Outro ponto, elencado por Cavalcanti, é que a realidade virtual também pode ser usada para o bem-estar de pacientes, oferecendo experiências lúdicas para que superem medos (como medo de injeção, por exemplo) ou terapias para ajudá-las no cuidado a doenças crônicas. “Pode-se pensar ainda em experiências de relaxamento mental para pacientes que estão sofrendo alto nível de estresse, tornando o tratamento muito mais humanizado”, sugere o professor.

Realidade virtual é segura?

Como qualquer nova tecnologia adotada, as repercussões podem ser boas ou ruins, dependendo do uso destinado. “Imagine, por exemplo, um cenário no qual um paciente utilize um app de realidade virtual para fazer exercícios físicos ou fisioterapia sem a devida orientação de um profissional e acabe adquirindo ou agravando uma lesão por conta da utilização de realidade virtual?”, especula Cavalcanti.

Com a expansão da tecnologia, especialmente em um cenário pós-pandemia, as discussões regulatórias e éticas para as boas práticas de uso devem começar a fazer esses questionamentos e garantir a segurança de pacientes e profissionais da Saúde.

Estes últimos, aliás, embora demonstrem certa empolgação com as inúmeras possibilidades da realidade virtual, também compartilham o receio de que a tecnologia possa substituí-los. Para o professor da FIAP, é importante ressaltar que ferramentas da radiologia digital não devem substituir ou sobrepor o olhar humano, mas, sim, auxiliar o profissional: “A realidade virtual ajudará no treinamento e nas simulações, mas nunca substituirá o parecer médico. Em breve, com processos novos como o digital twin [uma representação digital de uma pessoa ou um órgão, por exemplo], teremos novas formas de enxergar problemas e pensar em diferentes caminhos para resolvê-los.”

Antes de implementar

Para tudo começar a funcionar de verdade, na maioria dos centros diagnósticos e hospitais brasileiros, é preciso investimento em infraestrutura. “Com a realidade virtual, a capacidade de processamento dos computadores precisa aumentar — e muito. Atualmente, temos uma nova margem de processamento computacional que permite um realismo e uma precisão em simulações, principalmente as biológicas. Contudo, os computadores utilizados para desenvolver e executar essas aplicações requerem um alto investimento da gestão da medicina diagnóstica”, explica Cavalcanti.

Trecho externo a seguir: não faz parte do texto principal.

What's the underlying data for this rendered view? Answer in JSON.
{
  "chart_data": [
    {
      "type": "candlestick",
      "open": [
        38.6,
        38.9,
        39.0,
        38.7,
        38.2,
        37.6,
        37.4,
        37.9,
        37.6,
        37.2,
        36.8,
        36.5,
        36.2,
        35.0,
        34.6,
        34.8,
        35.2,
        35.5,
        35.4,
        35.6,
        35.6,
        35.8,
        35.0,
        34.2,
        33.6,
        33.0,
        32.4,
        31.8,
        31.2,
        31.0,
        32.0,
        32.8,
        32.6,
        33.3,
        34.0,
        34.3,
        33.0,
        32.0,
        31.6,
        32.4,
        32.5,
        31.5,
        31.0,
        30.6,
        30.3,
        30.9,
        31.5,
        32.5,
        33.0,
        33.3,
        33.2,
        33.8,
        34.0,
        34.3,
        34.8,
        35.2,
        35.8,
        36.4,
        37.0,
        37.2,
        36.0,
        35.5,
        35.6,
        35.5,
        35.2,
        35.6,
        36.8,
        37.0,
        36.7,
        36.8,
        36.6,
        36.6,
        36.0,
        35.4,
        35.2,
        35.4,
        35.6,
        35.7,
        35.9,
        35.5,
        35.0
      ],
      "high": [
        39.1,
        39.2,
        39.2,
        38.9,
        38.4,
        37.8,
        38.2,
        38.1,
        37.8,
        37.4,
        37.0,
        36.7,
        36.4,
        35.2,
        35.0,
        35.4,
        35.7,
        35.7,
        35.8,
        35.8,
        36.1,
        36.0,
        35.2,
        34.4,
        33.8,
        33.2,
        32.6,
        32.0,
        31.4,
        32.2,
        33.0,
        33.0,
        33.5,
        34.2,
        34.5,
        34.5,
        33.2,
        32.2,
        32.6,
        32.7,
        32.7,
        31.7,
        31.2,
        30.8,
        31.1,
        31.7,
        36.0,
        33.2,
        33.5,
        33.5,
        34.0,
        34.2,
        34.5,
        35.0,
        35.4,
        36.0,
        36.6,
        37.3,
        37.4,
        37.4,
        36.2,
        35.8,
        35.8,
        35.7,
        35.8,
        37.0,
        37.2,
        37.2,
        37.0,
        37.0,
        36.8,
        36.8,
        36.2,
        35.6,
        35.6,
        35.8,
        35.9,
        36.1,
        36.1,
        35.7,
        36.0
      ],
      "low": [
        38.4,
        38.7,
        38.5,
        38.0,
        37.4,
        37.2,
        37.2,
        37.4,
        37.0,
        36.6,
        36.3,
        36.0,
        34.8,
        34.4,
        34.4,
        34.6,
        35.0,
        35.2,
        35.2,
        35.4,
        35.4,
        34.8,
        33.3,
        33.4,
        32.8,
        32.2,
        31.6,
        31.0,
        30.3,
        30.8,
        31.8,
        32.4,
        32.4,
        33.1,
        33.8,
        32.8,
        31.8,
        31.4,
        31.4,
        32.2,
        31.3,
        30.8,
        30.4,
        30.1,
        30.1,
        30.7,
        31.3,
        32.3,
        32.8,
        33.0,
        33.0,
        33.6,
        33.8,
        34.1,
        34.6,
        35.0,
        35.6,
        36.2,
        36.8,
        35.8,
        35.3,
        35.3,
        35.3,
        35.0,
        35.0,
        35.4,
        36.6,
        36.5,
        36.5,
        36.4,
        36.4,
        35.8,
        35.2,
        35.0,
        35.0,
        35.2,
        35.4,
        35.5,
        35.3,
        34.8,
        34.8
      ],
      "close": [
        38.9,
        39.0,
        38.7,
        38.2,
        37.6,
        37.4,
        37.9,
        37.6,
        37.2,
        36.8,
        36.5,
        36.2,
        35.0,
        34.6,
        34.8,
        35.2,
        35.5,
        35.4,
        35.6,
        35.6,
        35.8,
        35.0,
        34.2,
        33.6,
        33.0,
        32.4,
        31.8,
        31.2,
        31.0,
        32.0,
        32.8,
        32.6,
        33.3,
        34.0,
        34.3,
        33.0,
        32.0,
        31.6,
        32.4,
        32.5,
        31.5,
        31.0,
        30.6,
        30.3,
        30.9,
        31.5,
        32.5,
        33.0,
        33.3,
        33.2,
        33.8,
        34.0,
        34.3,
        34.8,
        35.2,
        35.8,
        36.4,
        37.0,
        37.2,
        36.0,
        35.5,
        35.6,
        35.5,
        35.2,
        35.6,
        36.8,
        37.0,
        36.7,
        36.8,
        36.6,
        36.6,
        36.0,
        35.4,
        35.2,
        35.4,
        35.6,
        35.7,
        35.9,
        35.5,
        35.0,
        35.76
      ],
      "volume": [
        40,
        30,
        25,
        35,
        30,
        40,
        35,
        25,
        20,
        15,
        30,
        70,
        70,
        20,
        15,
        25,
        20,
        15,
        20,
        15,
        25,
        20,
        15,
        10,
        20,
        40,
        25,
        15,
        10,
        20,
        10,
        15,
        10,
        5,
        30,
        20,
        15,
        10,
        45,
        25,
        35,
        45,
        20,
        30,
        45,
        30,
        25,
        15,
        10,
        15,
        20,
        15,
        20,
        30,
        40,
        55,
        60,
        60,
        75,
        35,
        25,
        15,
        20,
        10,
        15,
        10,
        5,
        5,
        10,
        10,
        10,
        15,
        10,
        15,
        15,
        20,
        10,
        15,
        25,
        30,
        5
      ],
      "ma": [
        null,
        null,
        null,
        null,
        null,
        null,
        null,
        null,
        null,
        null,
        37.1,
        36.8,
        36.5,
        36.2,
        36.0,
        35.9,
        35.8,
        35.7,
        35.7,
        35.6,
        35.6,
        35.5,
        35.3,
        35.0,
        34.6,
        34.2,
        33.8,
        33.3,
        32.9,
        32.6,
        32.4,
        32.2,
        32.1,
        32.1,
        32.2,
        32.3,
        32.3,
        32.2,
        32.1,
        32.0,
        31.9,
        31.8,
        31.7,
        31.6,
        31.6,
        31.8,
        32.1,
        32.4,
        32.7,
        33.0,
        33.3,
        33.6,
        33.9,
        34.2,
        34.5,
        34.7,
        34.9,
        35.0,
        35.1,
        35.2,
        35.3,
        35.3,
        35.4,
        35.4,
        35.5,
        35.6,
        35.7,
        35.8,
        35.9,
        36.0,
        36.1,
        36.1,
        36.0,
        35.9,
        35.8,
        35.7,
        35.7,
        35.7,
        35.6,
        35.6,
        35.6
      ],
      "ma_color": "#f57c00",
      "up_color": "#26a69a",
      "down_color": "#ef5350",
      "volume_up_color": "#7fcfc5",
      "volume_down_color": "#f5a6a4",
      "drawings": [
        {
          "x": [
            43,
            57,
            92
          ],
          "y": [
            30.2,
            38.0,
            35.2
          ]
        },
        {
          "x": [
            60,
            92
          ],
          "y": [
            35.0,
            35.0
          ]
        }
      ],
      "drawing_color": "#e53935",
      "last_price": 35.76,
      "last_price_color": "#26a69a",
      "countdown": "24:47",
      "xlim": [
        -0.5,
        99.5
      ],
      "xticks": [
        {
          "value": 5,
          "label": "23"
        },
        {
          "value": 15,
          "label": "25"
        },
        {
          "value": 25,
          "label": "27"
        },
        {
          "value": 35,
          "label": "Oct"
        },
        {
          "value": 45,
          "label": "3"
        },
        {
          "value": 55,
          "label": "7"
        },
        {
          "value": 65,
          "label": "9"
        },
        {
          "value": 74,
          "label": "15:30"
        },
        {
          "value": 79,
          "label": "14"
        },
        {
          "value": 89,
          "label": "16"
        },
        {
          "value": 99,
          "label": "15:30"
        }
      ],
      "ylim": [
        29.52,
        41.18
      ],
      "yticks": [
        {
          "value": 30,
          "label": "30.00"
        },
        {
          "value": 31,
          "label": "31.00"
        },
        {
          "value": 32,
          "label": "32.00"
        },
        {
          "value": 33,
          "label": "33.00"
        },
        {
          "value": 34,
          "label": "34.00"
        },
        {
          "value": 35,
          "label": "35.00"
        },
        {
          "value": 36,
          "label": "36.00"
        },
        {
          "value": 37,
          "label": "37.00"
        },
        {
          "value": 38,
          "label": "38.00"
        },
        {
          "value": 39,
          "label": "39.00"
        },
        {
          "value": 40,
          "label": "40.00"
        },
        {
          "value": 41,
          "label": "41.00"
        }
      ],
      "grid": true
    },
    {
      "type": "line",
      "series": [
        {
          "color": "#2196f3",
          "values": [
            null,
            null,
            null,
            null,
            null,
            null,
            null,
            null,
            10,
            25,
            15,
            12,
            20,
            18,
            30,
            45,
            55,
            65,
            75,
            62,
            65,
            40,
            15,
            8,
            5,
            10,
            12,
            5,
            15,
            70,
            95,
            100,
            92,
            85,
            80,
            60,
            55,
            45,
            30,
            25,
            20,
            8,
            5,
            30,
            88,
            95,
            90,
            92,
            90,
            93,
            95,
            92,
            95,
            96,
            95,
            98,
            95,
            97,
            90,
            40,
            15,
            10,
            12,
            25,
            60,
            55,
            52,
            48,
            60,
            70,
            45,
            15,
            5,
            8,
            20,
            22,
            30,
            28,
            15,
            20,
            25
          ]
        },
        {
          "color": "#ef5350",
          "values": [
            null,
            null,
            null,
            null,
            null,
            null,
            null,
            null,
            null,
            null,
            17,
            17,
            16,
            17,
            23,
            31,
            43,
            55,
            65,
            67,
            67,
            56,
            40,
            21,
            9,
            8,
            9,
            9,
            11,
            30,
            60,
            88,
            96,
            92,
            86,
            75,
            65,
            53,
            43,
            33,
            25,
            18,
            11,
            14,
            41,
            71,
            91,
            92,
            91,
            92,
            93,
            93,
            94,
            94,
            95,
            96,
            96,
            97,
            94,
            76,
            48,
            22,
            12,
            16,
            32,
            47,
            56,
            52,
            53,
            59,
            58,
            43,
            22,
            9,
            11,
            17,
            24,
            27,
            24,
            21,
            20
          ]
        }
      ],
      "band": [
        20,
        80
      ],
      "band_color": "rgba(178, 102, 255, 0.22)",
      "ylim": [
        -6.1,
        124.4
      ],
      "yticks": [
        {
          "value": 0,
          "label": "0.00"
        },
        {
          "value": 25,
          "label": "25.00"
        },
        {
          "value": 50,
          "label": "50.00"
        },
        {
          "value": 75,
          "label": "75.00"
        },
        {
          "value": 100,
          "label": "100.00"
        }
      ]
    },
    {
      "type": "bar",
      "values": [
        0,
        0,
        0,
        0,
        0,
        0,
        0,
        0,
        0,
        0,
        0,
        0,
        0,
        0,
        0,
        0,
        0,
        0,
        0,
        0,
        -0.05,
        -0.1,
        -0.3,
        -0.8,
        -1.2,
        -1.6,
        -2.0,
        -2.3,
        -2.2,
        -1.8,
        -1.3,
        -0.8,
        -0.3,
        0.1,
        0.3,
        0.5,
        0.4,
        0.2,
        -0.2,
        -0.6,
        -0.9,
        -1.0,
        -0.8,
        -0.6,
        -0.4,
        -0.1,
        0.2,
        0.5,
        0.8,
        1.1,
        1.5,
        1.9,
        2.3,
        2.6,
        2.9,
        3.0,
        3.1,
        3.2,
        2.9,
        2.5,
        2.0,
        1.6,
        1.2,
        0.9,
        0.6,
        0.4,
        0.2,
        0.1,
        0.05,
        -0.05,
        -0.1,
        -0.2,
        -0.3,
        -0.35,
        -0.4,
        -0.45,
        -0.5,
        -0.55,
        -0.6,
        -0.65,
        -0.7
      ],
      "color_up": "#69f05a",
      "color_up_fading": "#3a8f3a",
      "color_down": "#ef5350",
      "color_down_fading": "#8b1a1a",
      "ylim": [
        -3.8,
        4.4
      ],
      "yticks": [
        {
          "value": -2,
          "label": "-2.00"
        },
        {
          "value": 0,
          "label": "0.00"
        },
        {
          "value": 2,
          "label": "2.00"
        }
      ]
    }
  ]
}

Outro desafio é a conectividade entre diferentes tecnologias já instaladas, como inteligência artificial, modelagem 3D e visão computacional, e os sistemas PACS para que a realidade virtual possa apresentar os resultados esperados. “A tão aguardada tecnologia 5G deve trazer cenários onde toda a necessidade computacional pode ser terceirizada e passada para nuvem, permitindo uma rápida interação com as soluções de realidade virutal”, acredita o professor.

Tecnologias conectadas

Mesmo com a chegada da realidade virtual, a modelagem 3D e inteligência artificial, logicamente, não vão sumir de vez da radiologia digital, segundo o professor da FIAP: “Não há realidade virtual sem a modelagem 3D, já que tudo que vemos no ambiente virtual é modelado em três dimensões. A diferença é que, na RV, é possível fazer a imersão e interagir com o objeto estudado.”

Cavalcanti deixa claro que, apesar de as tecnologias de escaneamento 3D com base em fotogrametria e softwares contarem com inteligência artificial, o papel do profissional de modelagem 3D permanece muito necessário para a construção de softwares de realidade virtual: “Não basta a representação do elemento em 3D, é necessário levar em consideração o que será feito com este modelo e qual será o seu peso quando ele for processado pelos computadores que estarão rodando as aplicações”, finaliza.